According to Talgo, New York Life is not one to pick and choose deals based only on long-term performance, though that is a prominent factor for any investor.
“We’ll certainly take risk,” he said, identifying 70 percent of the company’s equity portfolio as core or core-plus assets, “while the other 30 percent are products that might have a little bit more risk, where we think with our capability we can acquire those assets with risk, fix them up and essentially buy and create a core product out of that. That’s going to drive some nice long-term income growth and appreciation. … We’re really driven by risk-adjusted return as opposed to income yield, although income yield certainly is important for life companies.”

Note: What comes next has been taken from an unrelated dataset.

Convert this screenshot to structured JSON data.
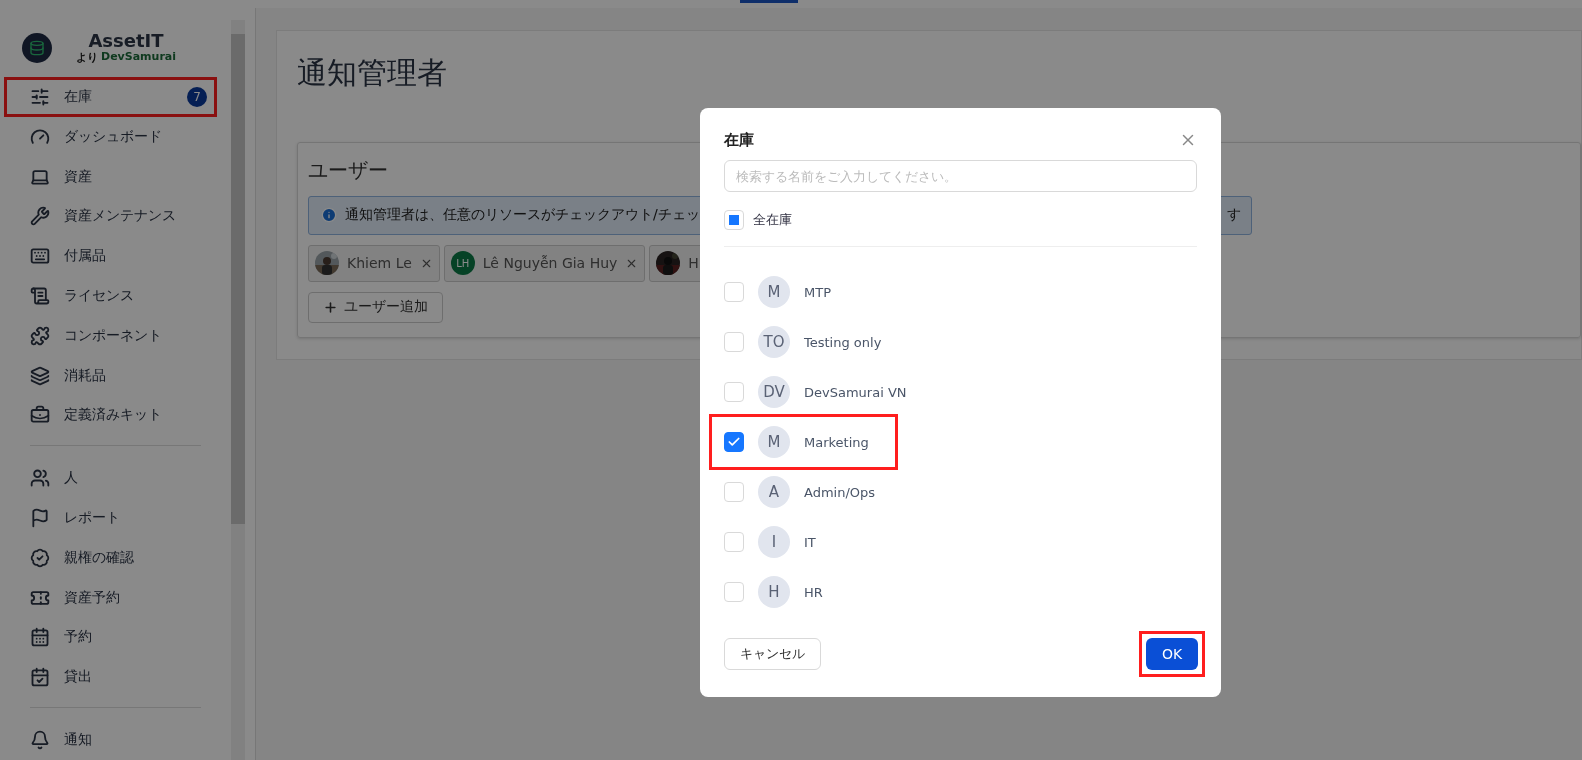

TH Real Estate, an affiliate of TIAA investment manager Nuveen, reported in August that it had closed or committed to 43 debt transactions totaling $3.8 billion during the first half of 2017; the loans span the U.S. and the United Kingdom. The investment giant’s portfolio reflects many of the trends emerging in the growing life insurance debt market. One example: TH Real Estate’s $65 million first mortgage financing for GID’s acquisition of a well-located 254-unit high-rise in Fort Lauderdale, Fla.
For that deal, Walker & Dunlop structured a $37 million bridge loan through its relationship with Northwestern Mutual, enabling JLL to refinance a Class A multifamily asset in the Birmingham, Ala., market. The deal demonstrates the willingness of life companies to provide capital when fundamentals promise solid long-term performance.
As with equity investments, though, life insurers prefer to provide financing for multifamily and industrial properties, Cope noted, remaining “active but selective in office and retail.”
Industrial, in particular, has become a new focus for life insurance debt investments. According to data from Real Capital Analytics Inc., a sector once regarded as an underdog is steadily working its way up, rising from the $1 billion range in 2008 to $4 billion in single-tenant volume by the first quarter of 2017. “Industrial stuff is kind of in vogue, after years of not being,” observed John Bralower, principal & managing director for U.S. capital markets at Avision Young. “There is a sense of industrial being ‘in,’ which makes perfect sense when you cut through everything.”
He relates the change to the online retail revolution led by Amazon. That, he said, “requires a lot more warehouses and closer distribution points,” he said. “I’d say if there’s an area right now where there’s a bit of a pullback or level of cautiousness, it’s in retail, particularly the mall space,” said Hood.
“There’s a lot of interest in industrial these days: Warehouses are sort of the flipside
to (the retail) story. Instead of buying something in a mall, people are buying it
online and those products are being stored in warehouses.”
Originally appearing in the September 2017 issue of CPE.